Nature Studies by Michael McCarthy: Moths are just as worthy of our wonder as butterflies

 

Our human prejudices often lead us astray in looking at the natural world. For example, we so love our butterflies that we tend to think butterflies come first, and moths are merely an afterthought. But actually, it's the other way round.

The great insect class of Lepidoptera, those with scale-covered wings, is made up overwhelmingly of moths, nearly 200,000 named species across the world, with many thousands more yet to be named. By contrast, there are only about 18,000 named species of butterflies (3,500 of them just in Colombia, by the way), for butterflies constitute a mere branch, halfway down, of the moth evolutionary tree. Butterflies could roughly be described as a bunch of moths which evolved bright colours for mutual recognition, as they had begun to specialise in flying during the day.

The fact that the great majority of moths are active only at night means they are largely unfamiliar to most people, and even regarded as somewhat sinister, but in fact, as moth lovers know, they can be every bit as arresting as their butterfly relations. Many are stunningly beautiful, such as the Jersey tiger or the eyed hawkmoth, or even the legendary Clifden nonpareil, the very rare species which shows on its underwings a sumptuous colour found almost nowhere else in the moth world – lilac blue.

Once moth enthusiasm takes hold, you end up buying a light trap, which you operate at night and which is the only way to see most moths properly, and you are regarded by your family and friends as a tad on the obsessive side, as you have 868 British species of larger moths to familiarise yourself with, compared with only 58 British butterflies.

But that is only the larger ones, those which are more or less butterfly-sized. Even the most determined moth obsessives have been daunted, in the past, by the micro moths – the ones the size of your little fingernail, or smaller – as there are 1,600 species of them in Britain. Becoming familiar with them was difficult as the literature on them was widely scattered, often in specialist journals, and relatively expensive, and only about 170 of them have English names, which means there's a lot of Latin to remember.

Now though, the first comprehensive, single-volume illustrated guide to them has just been produced. Clearly, you have to be a moth fan in the first place to want to buy The Field Guide to the Micro-Moths of Great Britain and Ireland (British Wildlife Publishing, £29.95), but even if you're not, and you come across it, and you enjoy the natural world, you will be stunned: here, suddenly revealed, is a truly wonderful variety of colour and form in these diminutive insects.

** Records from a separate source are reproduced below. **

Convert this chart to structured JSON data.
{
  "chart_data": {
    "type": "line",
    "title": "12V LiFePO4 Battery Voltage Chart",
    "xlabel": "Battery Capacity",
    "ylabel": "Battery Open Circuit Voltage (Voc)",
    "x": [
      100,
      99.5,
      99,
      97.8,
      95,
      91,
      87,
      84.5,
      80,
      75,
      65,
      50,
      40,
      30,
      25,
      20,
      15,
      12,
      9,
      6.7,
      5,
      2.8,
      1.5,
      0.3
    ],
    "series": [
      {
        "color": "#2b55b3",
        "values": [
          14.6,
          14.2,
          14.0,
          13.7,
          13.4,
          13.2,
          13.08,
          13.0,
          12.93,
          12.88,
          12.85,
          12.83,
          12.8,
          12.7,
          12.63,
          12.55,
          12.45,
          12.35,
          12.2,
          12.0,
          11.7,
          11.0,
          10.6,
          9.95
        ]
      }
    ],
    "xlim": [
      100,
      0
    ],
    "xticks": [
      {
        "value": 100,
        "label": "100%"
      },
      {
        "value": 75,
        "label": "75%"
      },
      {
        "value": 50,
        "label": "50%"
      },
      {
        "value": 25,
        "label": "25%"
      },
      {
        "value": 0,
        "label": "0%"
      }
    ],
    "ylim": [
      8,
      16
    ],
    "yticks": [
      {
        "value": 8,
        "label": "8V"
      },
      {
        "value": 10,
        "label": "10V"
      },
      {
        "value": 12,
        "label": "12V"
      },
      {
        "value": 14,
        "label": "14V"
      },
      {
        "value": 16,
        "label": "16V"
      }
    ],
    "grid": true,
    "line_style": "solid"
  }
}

They range from the brilliant green of the oak tortrix to the pinky-purple with yellow spots of the mint moth, from the amazing antennae of the longhorns – six times the length of their bodies – to the weirdly bisected wings of the plume moths.

There are a tiny number of pests here too, including the common clothes moth, Tineola bisselliela (currently infesting the McCarthy household), and the horse-chestnut leaf miner, Cameraria ohridella, the wee beastie from the Balkans which got here on long-distance lorries a decade ago and now turns our conker trees brown in July. But the overwhelming majority are harmless and utterly fascinating.

The authors, Phil Sterling, who is ecological adviser to Dorset County Council, and Mark Parsons, in charge of moths at the charity Butterfly Conservation, have described 1,033 of them, in an entomological labour of Hercules; and Richard Lewington, Europe's best butterfly painter, has painted every one.

It's a whole new section of the teeming life out there that's been brought into our ken. Leafing through the pages of illustrations, looking at a thousand different small creatures, so varied and specialised, you are lost in wonder at the power of evolution. I think it's magnificent.

Cuckoo in wine country

An update on the progress of Indy, The Independent's adopted cuckoo being tracked on his migratory journey back to Africa by the British Trust for Ornithology. Indy has been on something of a French wine tour: he has passed through Champagne, and is now residing in Burgundy, just down the road from Beaune, one of the great wine towns of the world. Next stop the Rhone?